Bilingual Investigation Analyst
6 months ago
We are a leading financial services provider committed to making decisions easier and lives better for our customers and colleagues around the world. From our environmental initiatives to our community investments, we lead with values throughout our business. To help us stand out, we help you step up, because when colleagues are healthy, respected and meaningfully challenged, we all thrive. Discover how you can grow your career, make impact and drive real change with our Winning Team today.
**Working Arrangement**
Hybrid
Do you have an investigative spirit and want to push your analytical skills and knowledge of the Canadian Health Care Industry to the next level? If so, Manulife’s Investigation Analyst, Health and Dental Claims Risk Management position might be for you.
**The opportunity**
Manulife’s Group Benefits Health and Dental Claims Risk Management department is a diverse and dynamic team delivering a broad range of services in support of key operational objectives. Our responsibilities include digital claims risk management, claims abuse management and monitoring programs, fraud investigations, data analytics, and claims experience management. The effective management of health and dental claims experience is imperative to the success of the group benefits operations.
The Investigation Analyst will draw on their in-depth analytical skills, investigative mindset, customer focus, group benefits background and understanding of the Canadian Healthcare environment/regulation to help manage ongoing priorities in the delivery of risk management.

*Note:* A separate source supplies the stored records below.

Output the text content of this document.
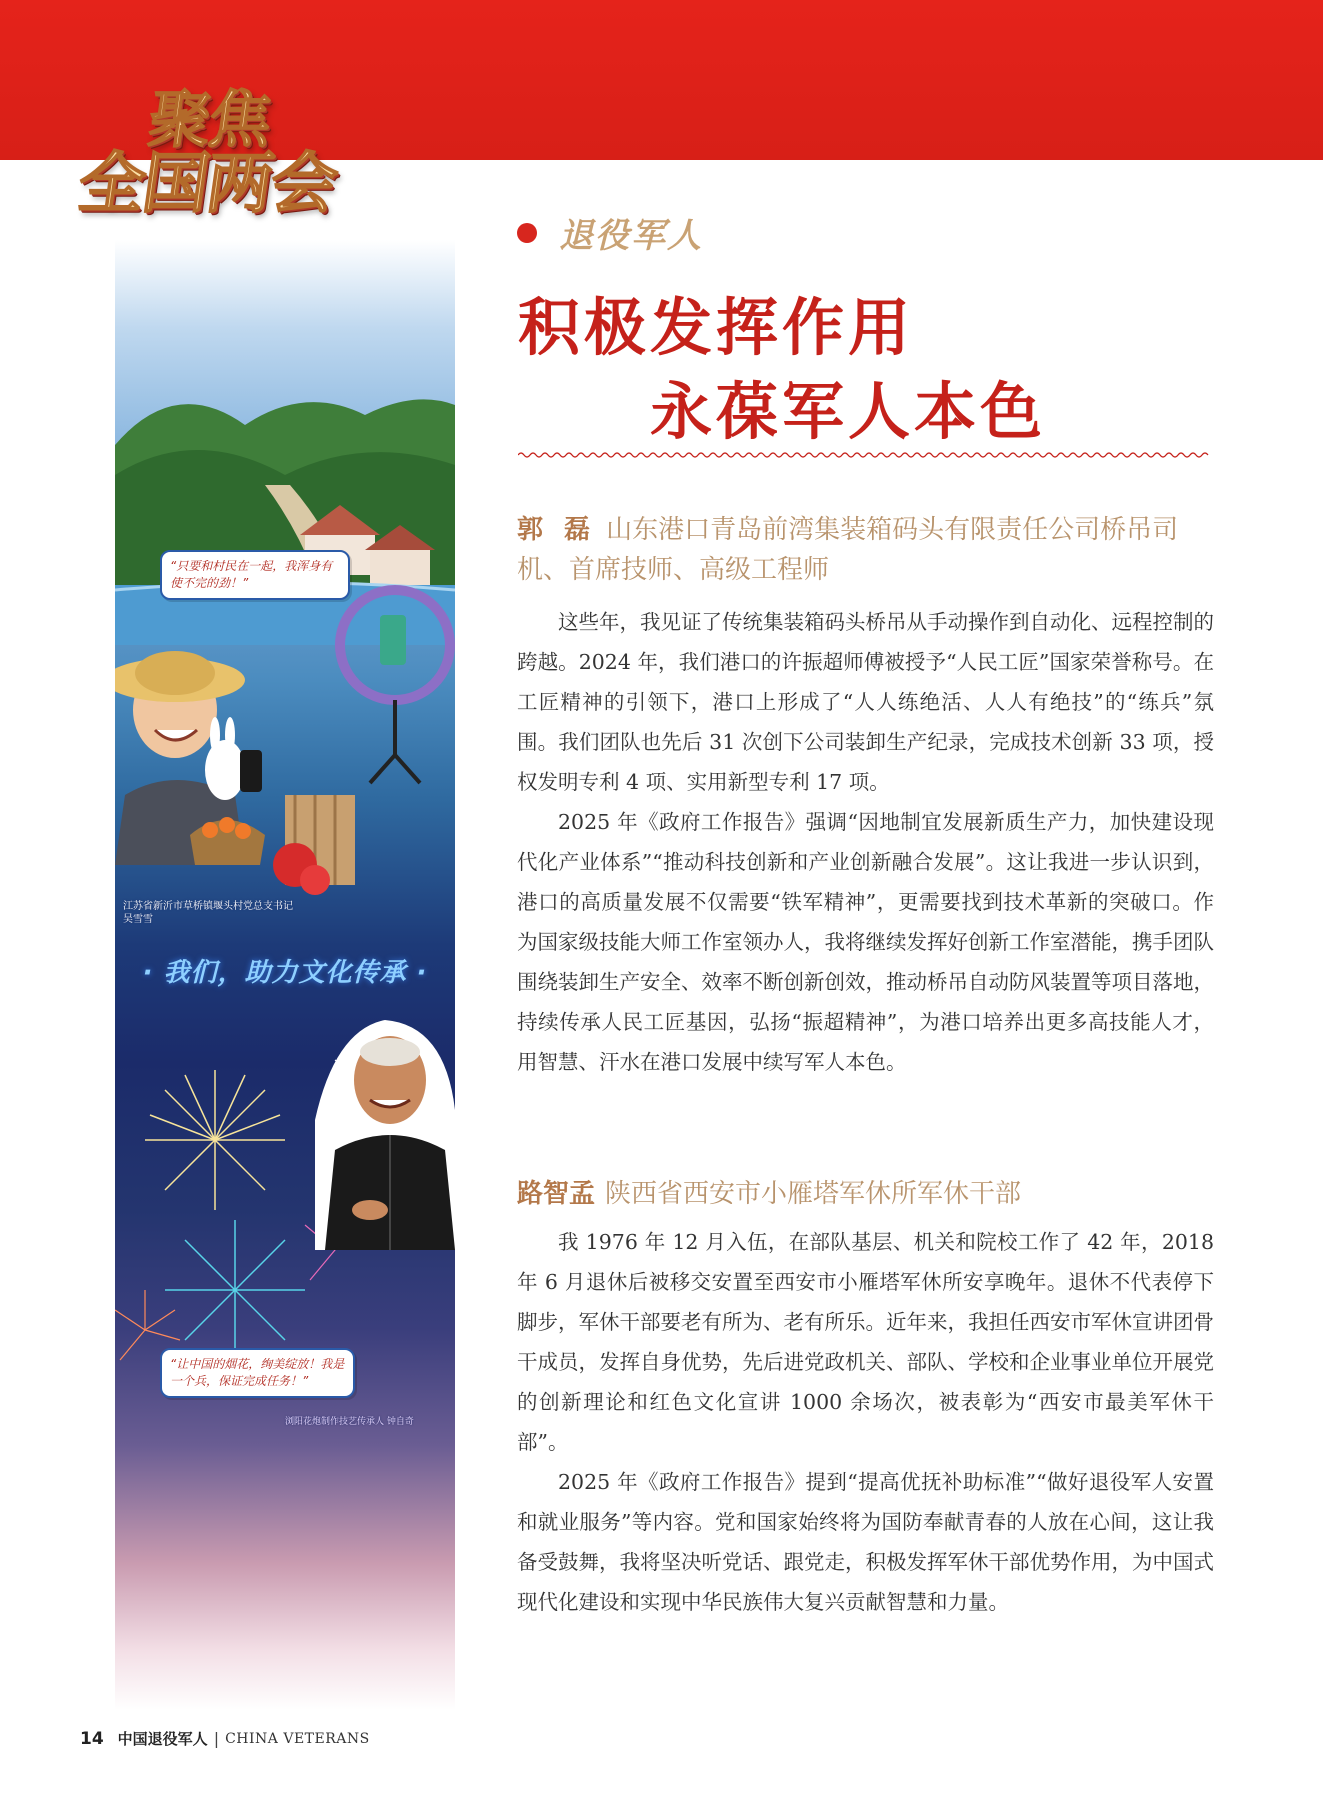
聚焦
全国两会
“只要和村民在一起，我浑身有使不完的劲！”
江苏省新沂市草桥镇堰头村党总支书记 吴雪雪
· 我们，助力文化传承 ·
“让中国的烟花，绚美绽放！我是一个兵，保证完成任务！”
浏阳花炮制作技艺传承人 钟自奇
退役军人
积极发挥作用
永葆军人本色
郭 磊 山东港口青岛前湾集装箱码头有限责任公司桥吊司机、首席技师、高级工程师

这些年，我见证了传统集装箱码头桥吊从手动操作到自动化、远程控制的跨越。2024 年，我们港口的许振超师傅被授予“人民工匠”国家荣誉称号。在工匠精神的引领下，港口上形成了“人人练绝活、人人有绝技”的“练兵”氛围。我们团队也先后 31 次创下公司装卸生产纪录，完成技术创新 33 项，授权发明专利 4 项、实用新型专利 17 项。

2025 年《政府工作报告》强调“因地制宜发展新质生产力，加快建设现代化产业体系”“推动科技创新和产业创新融合发展”。这让我进一步认识到，港口的高质量发展不仅需要“铁军精神”，更需要找到技术革新的突破口。作为国家级技能大师工作室领办人，我将继续发挥好创新工作室潜能，携手团队围绕装卸生产安全、效率不断创新创效，推动桥吊自动防风装置等项目落地，持续传承人民工匠基因，弘扬“振超精神”，为港口培养出更多高技能人才，用智慧、汗水在港口发展中续写军人本色。

路智孟 陕西省西安市小雁塔军休所军休干部

我 1976 年 12 月入伍，在部队基层、机关和院校工作了 42 年，2018 年 6 月退休后被移交安置至西安市小雁塔军休所安享晚年。退休不代表停下脚步，军休干部要老有所为、老有所乐。近年来，我担任西安市军休宣讲团骨干成员，发挥自身优势，先后进党政机关、部队、学校和企业事业单位开展党的创新理论和红色文化宣讲 1000 余场次，被表彰为“西安市最美军休干部”。

2025 年《政府工作报告》提到“提高优抚补助标准”“做好退役军人安置和就业服务”等内容。党和国家始终将为国防奉献青春的人放在心间，这让我备受鼓舞，我将坚决听党话、跟党走，积极发挥军休干部优势作用，为中国式现代化建设和实现中华民族伟大复兴贡献智慧和力量。

14 中国退役军人 | CHINA VETERANS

A key focus of the Investigation Analyst is the prevention, detection, and investigation of fraud and abuse specific to health care providers. This role will proactively identify risk, champion mitigation strategies, conduct provider investigations and take actions to protect Manulife benefit plans from fraud. The role may liaise externally with industry contacts and vendors, and internally with Legal, Compliance, Advanced Analytics, Marketing, Customer Service, Client Relations, Ombudsman and the Field as needed.
**Responsibilities**:
- Perform risk-based data profiling and analysis to identify trends and outliers in various categories for further review and investigation
- Lead and support audit programs; coordinating, assessing, and making decisions on investigations
- Take initiative and lead investigations to successful conclusion including the preparation of criminal and regulatory complaints
- Conduct interviews of plan members, providers of service and others
- Create written audits and other correspondence to plan members, providers of service and others
- Engages, interacts and consults with various internal contacts such as Customer Service, Legal, Client Relations, Medical Consultants, Regional Group Office and external stakeholders such as Health Practitioner Regulatory Bodies, Colleges and Associations, and Plan Sponsors
- Lead, support and implement key investigative projects
- Comfortable delivering effective presentations to new and existing clients
- Travel may be required for this role including the ability to work outside of core working hours
**How will you create impact?**
This role reports to the Senior Manager, Fraud Risk Management, and helps to protect plan sponsors and members from the negative impacts of claims fraud. This role is focused on provider risk mitigation, which is a key part of the foundation for our investigation programs and a vital part of claims risk management.
**What motivates you?**
- You obsess about customers, listen, engage and act for their benefit.
- You think big, with curiosity to discover ways to use your agile approach and enable business outcomes.
- You thrive in teams and enjoy getting things done together.
- You take ownership and build solutions, focusing on what matters.
- You do what is right, work with integrity and speak up.
- You share your humanity, helping us build a diverse and inclusive work environment for everyone.
**What we are looking for**
- Knowledge of Group Benefits
- Knowledge of the Canadian healthcare environment, service delivery model and regulation
- University degree or equivalent work experience
- CFE designation is an asset
- Knowledge of fraud and abuse risk, and techniques to manage risk
- Strong research, problem solving and decision making skills
- Ability to manage contentious interactions with various stakeholders
- Excellent oral communication (both phone and face to face) and written communication skills
- Intermediate or higher data analysis skills with expertise using Excel and other data mining software
- Demonstrated investigation skills with attention to detail
- Ability to be creative, critical and aggressive in managing audit and investigative activities
- Organizational skills and the ability to manage multiple conflicting priorities
**What can we offer you?**
- A competitive salary and benefits packages.